Last night’s thunderstorm had scrubbed the Little Stinking as clean as I’d ever seen it. I woke Sunday expecting to see more of the same, but all the weather was at a distance and I had a large chunk of blue sky to make a mad dash for the creek. Enough time to get muddy and perhaps lock horns with that big smallmouth.
Fishing on the heels of a weather system is never very productive, but since every living thing had been dodging lightning bolts last night, I was hoping I could get something hungry to stir.
Not a chance.
… even the small fish weren’t interested.
… and with the people still abed, and all the candy wrappers, water bottles and toilet paper washed away, the cattails gave a glimpse of brown water majesty – the Valley version of Fall colors.
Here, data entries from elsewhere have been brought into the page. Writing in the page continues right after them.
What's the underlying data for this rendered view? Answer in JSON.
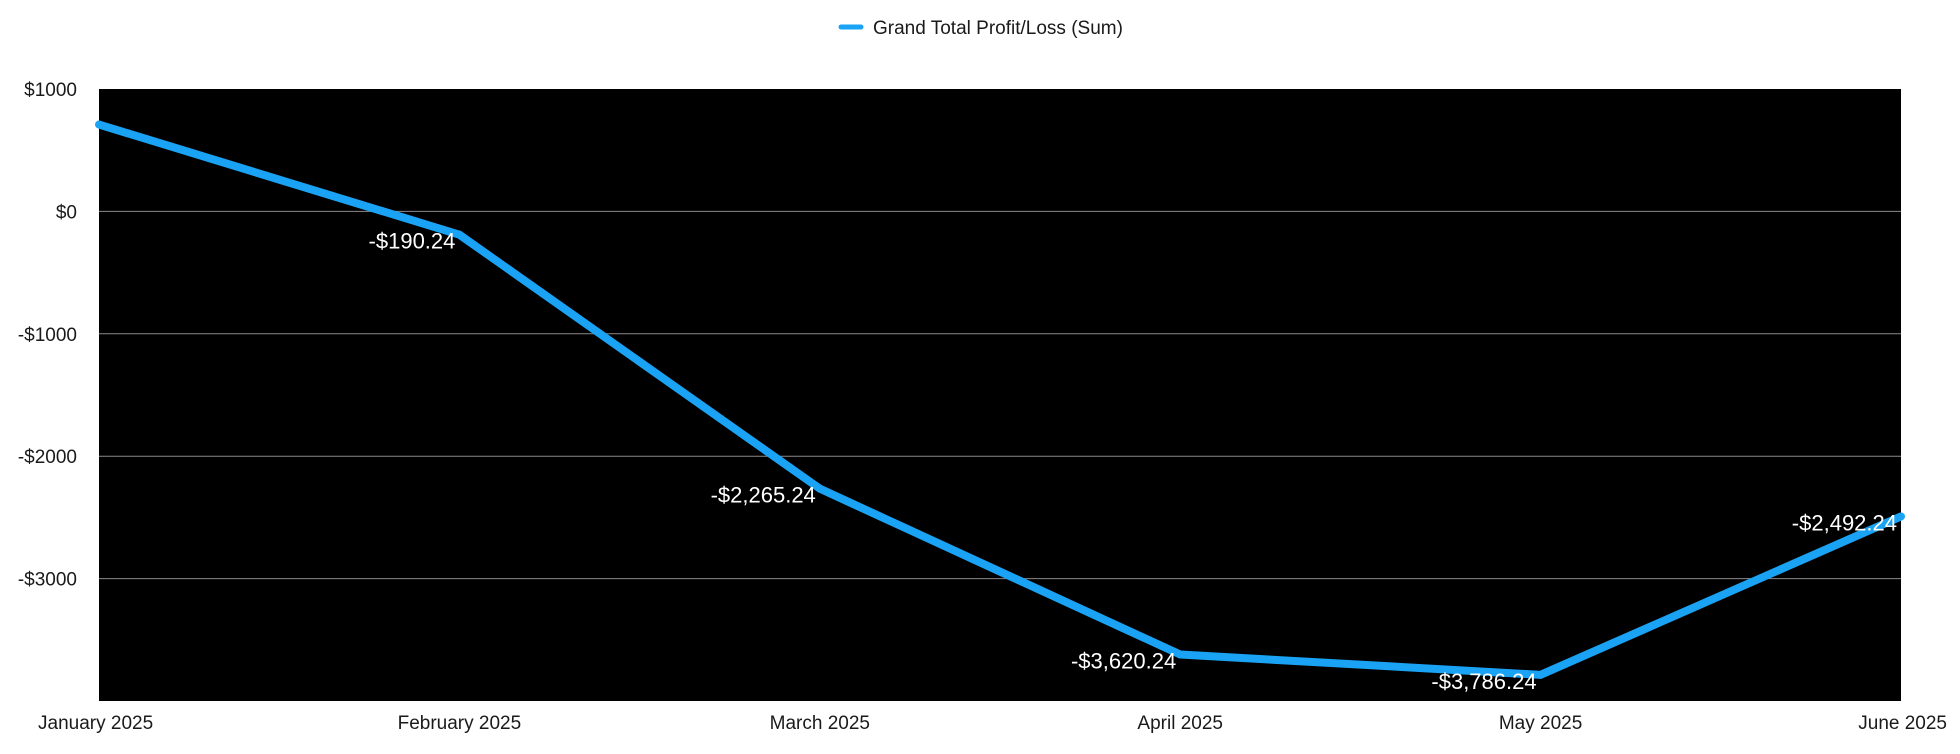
{
  "chart_data": {
    "type": "line",
    "title": "",
    "xlabel": "",
    "ylabel": "",
    "categories": [
      "January 2025",
      "February 2025",
      "March 2025",
      "April 2025",
      "May 2025",
      "June 2025"
    ],
    "series": [
      {
        "name": "Grand Total Profit/Loss (Sum)",
        "values": [
          709.76,
          -190.24,
          -2265.24,
          -3620.24,
          -3786.24,
          -2492.24
        ],
        "data_labels": [
          "",
          "-$190.24",
          "-$2,265.24",
          "-$3,620.24",
          "-$3,786.24",
          "-$2,492.24"
        ]
      }
    ],
    "ylim": [
      -4000,
      1000
    ],
    "yticks": [
      1000,
      0,
      -1000,
      -2000,
      -3000
    ],
    "ytick_labels": [
      "$1000",
      "$0",
      "-$1000",
      "-$2000",
      "-$3000"
    ],
    "grid": true,
    "legend_position": "top-center",
    "colors": {
      "line": "#1aa3f5",
      "plot_background": "#000000",
      "gridline": "#8a8a8a",
      "data_label": "#ffffff",
      "legend_text": "#1a1a1a"
    }
  }
}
Hisself lives on the right side of that downstream root ball. With the beaver dam raising this run about two feet in depth, it’s nearly eight feet deep. I managed to swim the fly through the area effectively, but nothing was eating.
Once the rain starts in earnest his protective cover will be a distant memory – and with it will go the beaver dam providing the safety of the extra depth. I’m sure he’ll stay within the area, but there’s no telling whether some big mass will wash down this winter and either change the character of the flow, or mash life out my quarry.
With a stiffening breeze and a mass of dark clouds bearing down on me I opted for the safety of the car.
I snuck over and dragged the fly through the deep end just to let the fish know I meant business, then forgot my surrounding during one overly ambitious cast and got a jump on the holidays and tree decoration.
Which gives me ten left, and moot testimony why some of my good ideas are tied in quantity, versus carrying one or two.